После чая Загорелов тотчас же приказал подать себе лошадей: и отправился в село Протасово, где находилась квартира станового пристава. Кучеру, впрочем, конечной цели своей поездки он не сказал.
— В Протасово, — коротко приказал он ему, — да поживее!
По-видимому, он был совершенно спокоен. Всю дорогу он думал, как он начнет свой рассказ в квартире станового, что будет говорить во время дальнейшего следствия, как будет держать себя на суде.
«На каторгу, конечно, ему не удастся меня законопатить, — думал он о Жмуркине, — но все же как это неприятно фигурировать на суде в качестве обвиняемого в убийстве! Что же может быть хуже!»
— Проклятая тварь! — проговорил он злобно.
Он ясно представил себя на скамье подсудимых. Зал переполнен публикой; он бледен, но совершенно спокоен. Вот он встает и говорит; все жадно прислушиваются.
— Я, действительно, был в связи с покойной Лидией Алексеевной Быстряковой, но я ее не убивал, — говорит он.
В зале перешептываются.
«Какая гнусность! — подумал он с отвращением. — Наши отношения с Лидой придется выложить на стол, как вещественное доказательство!»
Он передернул плечами, точно ему стало холодно, и снова задумался, привалясь в угол экипажа. Стараясь представить суд, он внезапно сопоставил те показания, какие даст на суде Жмуркин, с своим собственным, и ощущение ужаса охватило его всего.
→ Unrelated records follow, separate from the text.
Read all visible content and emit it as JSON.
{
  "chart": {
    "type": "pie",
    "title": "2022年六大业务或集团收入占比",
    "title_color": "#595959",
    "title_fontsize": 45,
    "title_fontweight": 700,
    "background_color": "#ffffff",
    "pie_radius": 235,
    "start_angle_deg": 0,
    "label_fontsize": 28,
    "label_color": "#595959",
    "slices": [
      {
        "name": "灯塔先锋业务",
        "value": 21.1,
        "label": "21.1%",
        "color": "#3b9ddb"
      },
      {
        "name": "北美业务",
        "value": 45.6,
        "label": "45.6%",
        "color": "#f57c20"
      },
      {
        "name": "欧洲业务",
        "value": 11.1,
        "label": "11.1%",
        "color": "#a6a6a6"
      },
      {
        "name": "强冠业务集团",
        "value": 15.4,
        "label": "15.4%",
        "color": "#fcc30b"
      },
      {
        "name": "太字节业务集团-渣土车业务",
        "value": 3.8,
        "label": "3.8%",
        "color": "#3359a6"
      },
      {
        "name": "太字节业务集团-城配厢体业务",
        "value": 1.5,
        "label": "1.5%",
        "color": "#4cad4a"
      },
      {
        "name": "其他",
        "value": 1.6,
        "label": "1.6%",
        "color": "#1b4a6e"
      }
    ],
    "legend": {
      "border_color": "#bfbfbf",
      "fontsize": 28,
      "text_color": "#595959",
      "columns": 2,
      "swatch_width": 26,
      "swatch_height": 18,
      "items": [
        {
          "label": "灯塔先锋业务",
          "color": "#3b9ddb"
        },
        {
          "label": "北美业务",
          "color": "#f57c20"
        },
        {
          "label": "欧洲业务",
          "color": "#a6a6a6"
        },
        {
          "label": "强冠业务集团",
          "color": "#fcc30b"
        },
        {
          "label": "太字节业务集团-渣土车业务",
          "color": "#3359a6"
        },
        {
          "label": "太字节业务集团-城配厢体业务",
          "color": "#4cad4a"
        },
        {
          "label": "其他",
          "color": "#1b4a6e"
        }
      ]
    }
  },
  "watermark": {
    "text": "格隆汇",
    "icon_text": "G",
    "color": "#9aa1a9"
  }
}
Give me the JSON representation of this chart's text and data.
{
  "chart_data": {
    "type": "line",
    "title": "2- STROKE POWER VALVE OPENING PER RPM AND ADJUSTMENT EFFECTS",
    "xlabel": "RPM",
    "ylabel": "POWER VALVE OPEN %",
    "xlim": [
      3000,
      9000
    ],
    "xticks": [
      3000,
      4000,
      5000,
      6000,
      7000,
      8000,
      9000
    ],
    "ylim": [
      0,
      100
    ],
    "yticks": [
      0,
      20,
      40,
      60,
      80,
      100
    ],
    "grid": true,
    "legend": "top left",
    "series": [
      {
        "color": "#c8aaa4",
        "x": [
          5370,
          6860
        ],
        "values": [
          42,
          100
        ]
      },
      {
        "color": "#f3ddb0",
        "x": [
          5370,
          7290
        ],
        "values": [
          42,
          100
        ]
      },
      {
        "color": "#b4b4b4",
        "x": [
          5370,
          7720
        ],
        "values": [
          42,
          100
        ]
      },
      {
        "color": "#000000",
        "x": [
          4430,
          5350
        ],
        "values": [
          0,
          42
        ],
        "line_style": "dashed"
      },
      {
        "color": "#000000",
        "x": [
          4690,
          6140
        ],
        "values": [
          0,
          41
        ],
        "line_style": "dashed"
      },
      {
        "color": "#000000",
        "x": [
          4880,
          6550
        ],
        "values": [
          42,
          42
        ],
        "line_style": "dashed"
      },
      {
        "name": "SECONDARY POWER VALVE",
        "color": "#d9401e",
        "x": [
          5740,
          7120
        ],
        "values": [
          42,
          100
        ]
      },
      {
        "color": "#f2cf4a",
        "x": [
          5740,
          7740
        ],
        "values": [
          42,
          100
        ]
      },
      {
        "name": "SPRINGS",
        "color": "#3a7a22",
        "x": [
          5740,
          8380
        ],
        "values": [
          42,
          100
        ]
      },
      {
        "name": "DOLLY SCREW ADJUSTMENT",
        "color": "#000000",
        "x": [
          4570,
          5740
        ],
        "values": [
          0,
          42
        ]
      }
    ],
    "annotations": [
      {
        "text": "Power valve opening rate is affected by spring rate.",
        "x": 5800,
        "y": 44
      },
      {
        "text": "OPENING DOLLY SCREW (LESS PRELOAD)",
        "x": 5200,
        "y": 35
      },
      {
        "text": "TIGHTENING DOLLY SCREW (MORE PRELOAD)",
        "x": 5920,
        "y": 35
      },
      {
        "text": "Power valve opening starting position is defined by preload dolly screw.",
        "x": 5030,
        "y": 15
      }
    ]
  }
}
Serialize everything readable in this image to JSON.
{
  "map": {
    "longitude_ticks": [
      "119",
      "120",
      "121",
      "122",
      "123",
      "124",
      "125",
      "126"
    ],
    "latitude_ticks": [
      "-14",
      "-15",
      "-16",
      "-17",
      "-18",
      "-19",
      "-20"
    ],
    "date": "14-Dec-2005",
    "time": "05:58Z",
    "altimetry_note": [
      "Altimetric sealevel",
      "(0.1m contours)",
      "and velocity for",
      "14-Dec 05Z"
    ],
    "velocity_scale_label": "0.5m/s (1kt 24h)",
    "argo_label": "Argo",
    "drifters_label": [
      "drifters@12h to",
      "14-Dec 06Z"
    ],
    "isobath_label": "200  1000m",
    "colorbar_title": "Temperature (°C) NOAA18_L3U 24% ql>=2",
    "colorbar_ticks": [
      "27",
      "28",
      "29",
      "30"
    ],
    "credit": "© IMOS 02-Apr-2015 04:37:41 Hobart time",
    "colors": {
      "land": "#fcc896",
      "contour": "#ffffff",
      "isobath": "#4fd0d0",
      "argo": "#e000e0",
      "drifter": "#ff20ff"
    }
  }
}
Ему стало ясно, совершенно ясно, что в показаниях Жмуркина — стройная и правдивая картина, а его, Загорелова, обвинения, направленные против последнего, действительно, похожи на какой-то нелепый бред, на вымысел на сваливание с больной головы на здоровую.
«Убита замужняя женщина, — думал он напряженно, — моя любовница. На ней на пять тысяч драгоценностей, и все они целы; вывод ясен: убита не ради грабежа. Теперь, — продолжал он свои размышления, — мой кистень, мой чапан, перенесение тела в теплицу, ключ от которой сохранялся всегда у меня, да кроме того, показания вот этого Жмуркина, — все это такие улики, от которых мне не откреститься ничем! Ведь это ясно же!»
— Я закопопачен, — прошептал он с тоскою, вдруг почувствовав себя бесконечно беспомощным.
«Могу ли я доказать, по крайней мере, свое отсутствие на месте преступления?» — тотчас же задал он себе вопрос, с головою уходя в свои размышления. И тотчас же он ответил себе, что доказать даже это он будет не в силах. Положительно не в силах. Во весь тот ужасный вечер он весьма часто и надолго отлучался ради всевозможных хозяйственных распоряжений, а потом и ради проверки отчета по мельнице на что его вызвал все тот же Жмуркин. «Я у него в лапах, — подумал он, — проклятая тварь!»